I stopped and reassessed.....there was no one around me and white poles aplenty in various directions (as I found out later these were grouse poles and not to be followed)...so I started making my way back towards where I thought I should have been. The peat hags and long rough grass were really tiring to work through so I admit to not exactly running the whole way. I was so annoyed with myself for not having trusted my instincts, when I spotted other runners back on a rough track that had appeared and was heading back towards the Pennine Way. By the time I made it onto this track, my legs felt like lead, but as I was now 5th lady, I forced them to keep moving.

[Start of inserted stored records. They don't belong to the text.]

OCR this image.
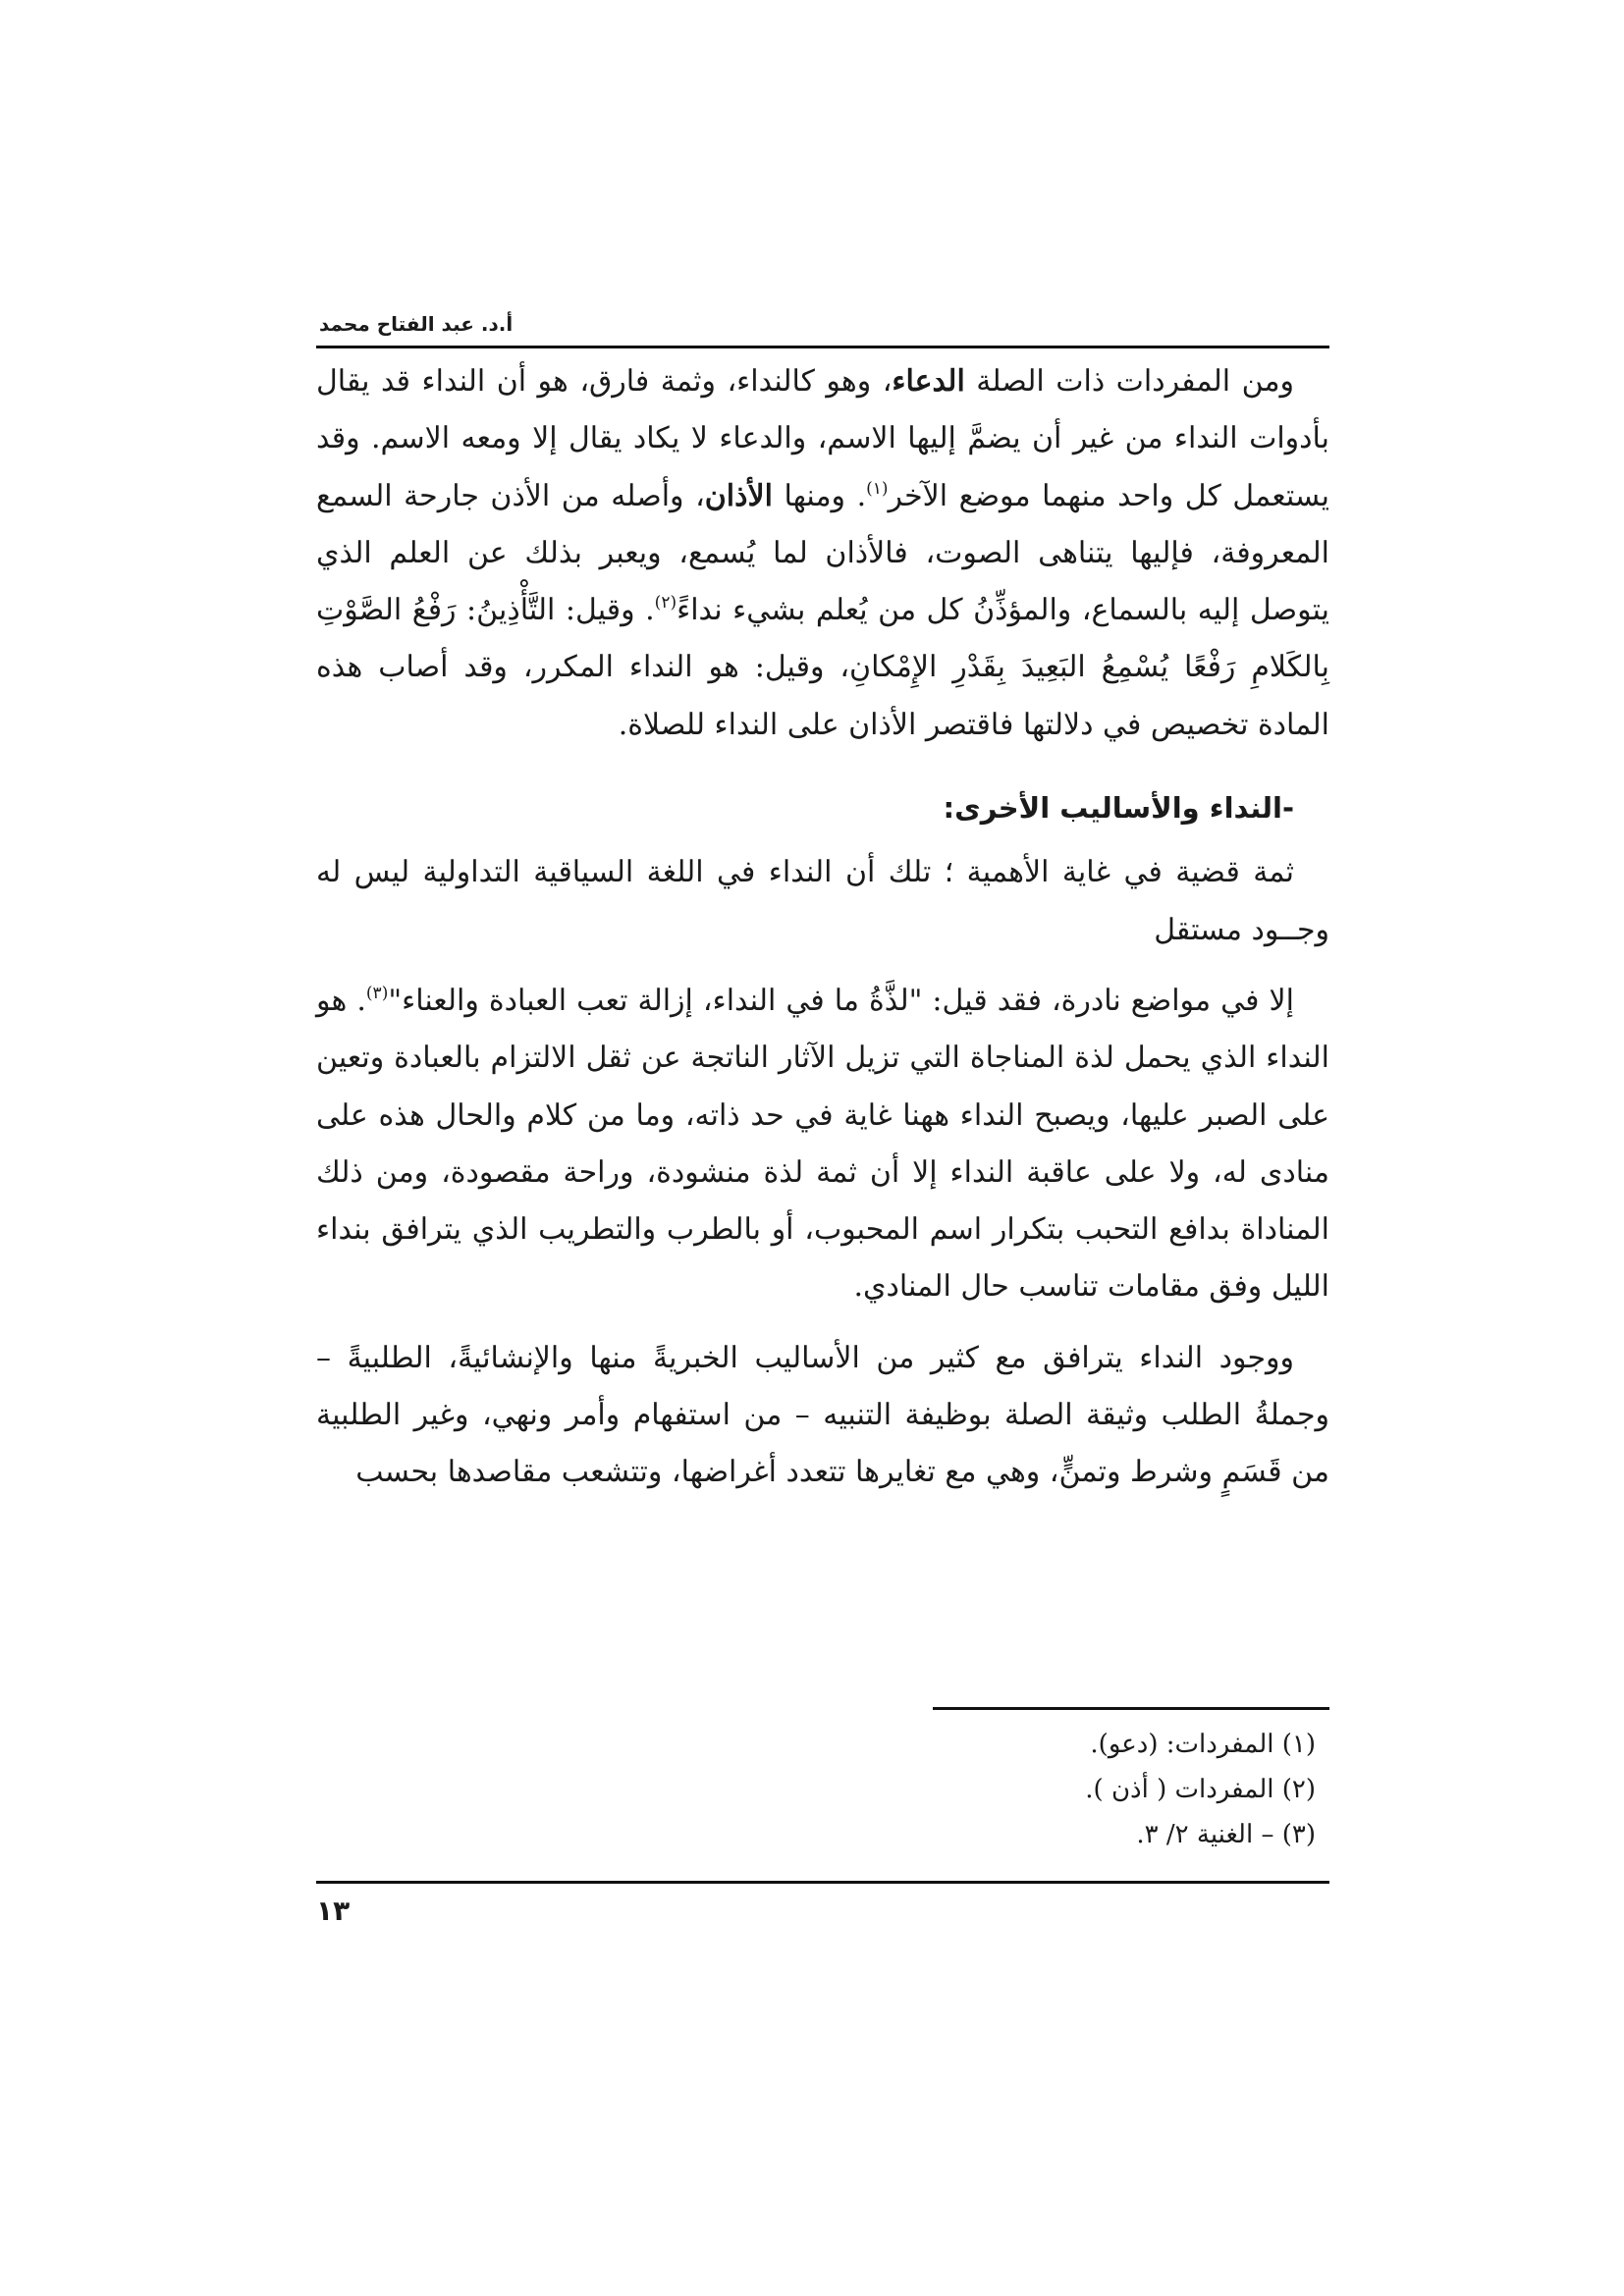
أ.د. عبد الفتاح محمد

ومن المفردات ذات الصلة الدعاء، وهو كالنداء، وثمة فارق، هو أن النداء قد يقال بأدوات النداء من غير أن يضمَّ إليها الاسم، والدعاء لا يكاد يقال إلا ومعه الاسم. وقد يستعمل كل واحد منهما موضع الآخر$^{(١)}$. ومنها الأذان، وأصله من الأذن جارحة السمع المعروفة، فإليها يتناهى الصوت، فالأذان لما يُسمع، ويعبر بذلك عن العلم الذي يتوصل إليه بالسماع، والمؤذِّنُ كل من يُعلم بشيء نداءً$^{(٢)}$. وقيل: التَّأْذِينُ: رَفْعُ الصَّوْتِ بِالكَلامِ رَفْعًا يُسْمِعُ البَعِيدَ بِقَدْرِ الإِمْكانِ، وقيل: هو النداء المكرر، وقد أصاب هذه المادة تخصيص في دلالتها فاقتصر الأذان على النداء للصلاة.

-النداء والأساليب الأخرى:

ثمة قضية في غاية الأهمية ؛ تلك أن النداء في اللغة السياقية التداولية ليس له وجــود مستقل

إلا في مواضع نادرة، فقد قيل: "لذَّةُ ما في النداء، إزالة تعب العبادة والعناء"$^{(٣)}$. هو النداء الذي يحمل لذة المناجاة التي تزيل الآثار الناتجة عن ثقل الالتزام بالعبادة وتعين على الصبر عليها، ويصبح النداء ههنا غاية في حد ذاته، وما من كلام والحال هذه على منادى له، ولا على عاقبة النداء إلا أن ثمة لذة منشودة، وراحة مقصودة، ومن ذلك المناداة بدافع التحبب بتكرار اسم المحبوب، أو بالطرب والتطريب الذي يترافق بنداء الليل وفق مقامات تناسب حال المنادي.

ووجود النداء يترافق مع كثير من الأساليب الخبريةً منها والإنشائيةً، الطلبيةً – وجملةُ الطلب وثيقة الصلة بوظيفة التنبيه – من استفهام وأمر ونهي، وغير الطلبية من قَسَمٍ وشرط وتمنٍّ، وهي مع تغايرها تتعدد أغراضها، وتتشعب مقاصدها بحسب

(١) المفردات: (دعو).

(٢) المفردات ( أذن ).

(٣) – الغنية ٢/ ٣.

١٣
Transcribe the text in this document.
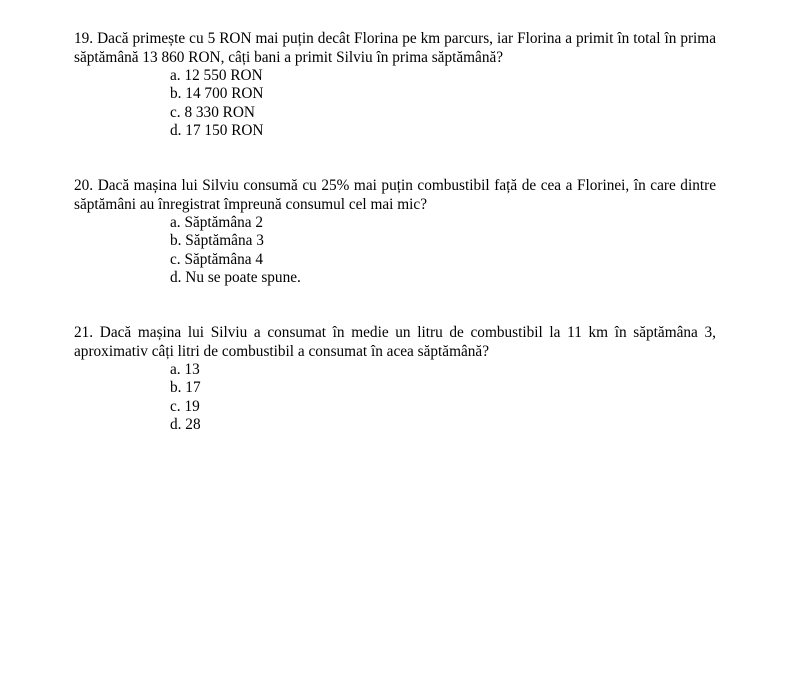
19. Dacă primește cu 5 RON mai puțin decât Florina pe km parcurs, iar Florina a primit în total în prima săptămână 13 860 RON, câți bani a primit Silviu în prima săptămână?

a. 12 550 RON
b. 14 700 RON
c. 8 330 RON
d. 17 150 RON

20. Dacă mașina lui Silviu consumă cu 25% mai puțin combustibil față de cea a Florinei, în care dintre săptămâni au înregistrat împreună consumul cel mai mic?

a. Săptămâna 2
b. Săptămâna 3
c. Săptămâna 4
d. Nu se poate spune.

21. Dacă mașina lui Silviu a consumat în medie un litru de combustibil la 11 km în săptămâna 3, aproximativ câți litri de combustibil a consumat în acea săptămână?

a. 13
b. 17
c. 19
d. 28
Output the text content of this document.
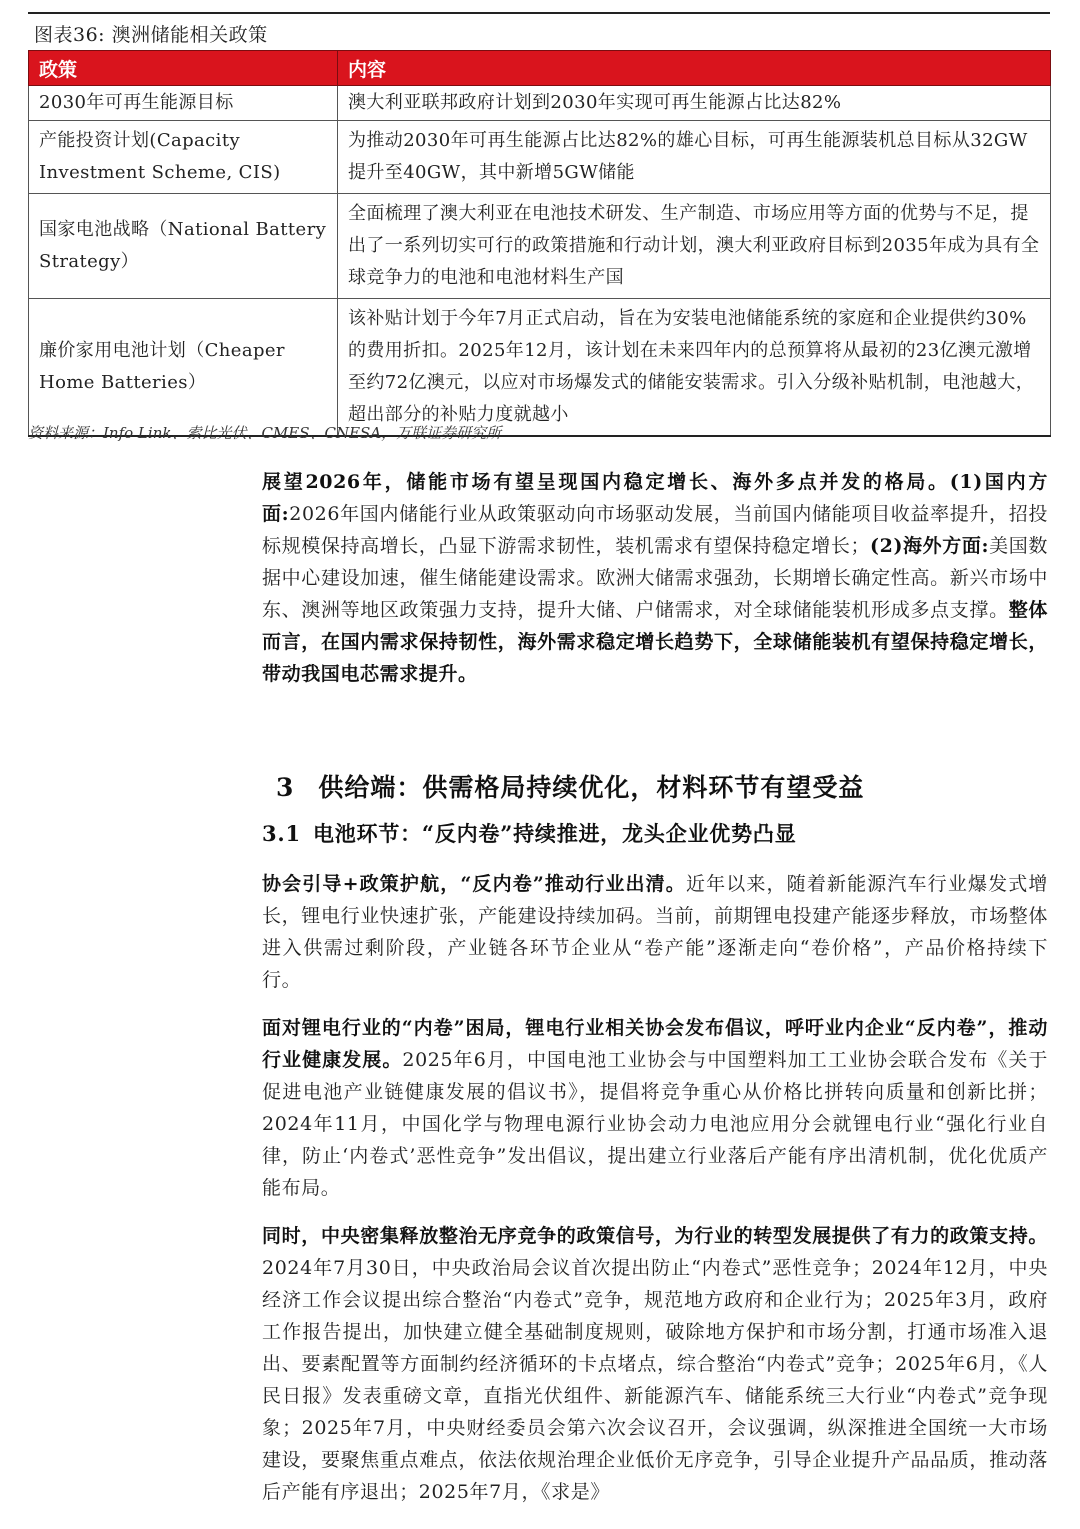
图表36: 澳洲储能相关政策
政策	内容
2030年可再生能源目标	澳大利亚联邦政府计划到2030年实现可再生能源占比达82%
产能投资计划(Capacity Investment Scheme, CIS)	为推动2030年可再生能源占比达82%的雄心目标，可再生能源装机总目标从32GW提升至40GW，其中新增5GW储能
国家电池战略（National Battery Strategy）	全面梳理了澳大利亚在电池技术研发、生产制造、市场应用等方面的优势与不足，提出了一系列切实可行的政策措施和行动计划，澳大利亚政府目标到2035年成为具有全球竞争力的电池和电池材料生产国
廉价家用电池计划（Cheaper Home Batteries）	该补贴计划于今年7月正式启动，旨在为安装电池储能系统的家庭和企业提供约30%的费用折扣。2025年12月，该计划在未来四年内的总预算将从最初的23亿澳元激增至约72亿澳元，以应对市场爆发式的储能安装需求。引入分级补贴机制，电池越大，超出部分的补贴力度就越小
资料来源：Info Link、索比光伏、CMES、CNESA，万联证券研究所

展望2026年，储能市场有望呈现国内稳定增长、海外多点并发的格局。(1)国内方面:2026年国内储能行业从政策驱动向市场驱动发展，当前国内储能项目收益率提升，招投标规模保持高增长，凸显下游需求韧性，装机需求有望保持稳定增长；(2)海外方面:美国数据中心建设加速，催生储能建设需求。欧洲大储需求强劲，长期增长确定性高。新兴市场中东、澳洲等地区政策强力支持，提升大储、户储需求，对全球储能装机形成多点支撑。整体而言，在国内需求保持韧性，海外需求稳定增长趋势下，全球储能装机有望保持稳定增长，带动我国电芯需求提升。

3 供给端：供需格局持续优化，材料环节有望受益
3.1 电池环节：“反内卷”持续推进，龙头企业优势凸显

协会引导+政策护航，“反内卷”推动行业出清。近年以来，随着新能源汽车行业爆发式增长，锂电行业快速扩张，产能建设持续加码。当前，前期锂电投建产能逐步释放，市场整体进入供需过剩阶段，产业链各环节企业从“卷产能”逐渐走向“卷价格”，产品价格持续下行。

面对锂电行业的“内卷”困局，锂电行业相关协会发布倡议，呼吁业内企业“反内卷”，推动行业健康发展。2025年6月，中国电池工业协会与中国塑料加工工业协会联合发布《关于促进电池产业链健康发展的倡议书》，提倡将竞争重心从价格比拼转向质量和创新比拼；2024年11月，中国化学与物理电源行业协会动力电池应用分会就锂电行业“强化行业自律，防止‘内卷式’恶性竞争”发出倡议，提出建立行业落后产能有序出清机制，优化优质产能布局。

同时，中央密集释放整治无序竞争的政策信号，为行业的转型发展提供了有力的政策支持。2024年7月30日，中央政治局会议首次提出防止“内卷式”恶性竞争；2024年12月，中央经济工作会议提出综合整治“内卷式”竞争，规范地方政府和企业行为；2025年3月，政府工作报告提出，加快建立健全基础制度规则，破除地方保护和市场分割，打通市场准入退出、要素配置等方面制约经济循环的卡点堵点，综合整治“内卷式”竞争；2025年6月，《人民日报》发表重磅文章，直指光伏组件、新能源汽车、储能系统三大行业“内卷式”竞争现象；2025年7月，中央财经委员会第六次会议召开，会议强调，纵深推进全国统一大市场建设，要聚焦重点难点，依法依规治理企业低价无序竞争，引导企业提升产品品质，推动落后产能有序退出；2025年7月，《求是》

The "water station" was just after the track rejoined the Pennine Way and again, it was rather a nonevent, as there was a vehicle sitting at the side but no obvious marshal, water or cups. As the route stretched out ahead of me for the next couple of miles, I could see the distances I had to try to make up to get back to where I had been. The undulations and corners weren't so bad as it meant there were times when you could see no-one and then suddenly someone popped into view closer than they had been. I managed to reel in a few guys and gradually the ladies came back to me as well.
|Not a bad day's effort|
By the time I got to a point that I recognised as having been 2 miles from the start/finish, I was back into 2nd position and knew there was no way that I would even catch sight of the leading lady again. It was more of a case of solidifying that second place, especially as the last two miles were all downhill, mostly on rough track. I tried to channel my inner self into being like friends who are much better descenders than me and "hammer it" as much as I could (so actually not that fast!!!). I knew someone was catching me, but when he let out a huge burp, I have to say it was a massive relief as it was a "manly" noise so not one of the ladies coming back to me. I survived the gravelly descent and went as fast as my knackered legs would let me on the last few hundred metres of tarmac, almost closing down anther man but just running out of race.
Still, I was very happy with 2nd lady and 1st LV40 ....but even more happy with the huge spread of cakes in the village hall afterwards (and the kind ladies serving them also packaged up some for me to take on my way when they heard I had a long drive ahead of me....you have to love the fell running community)!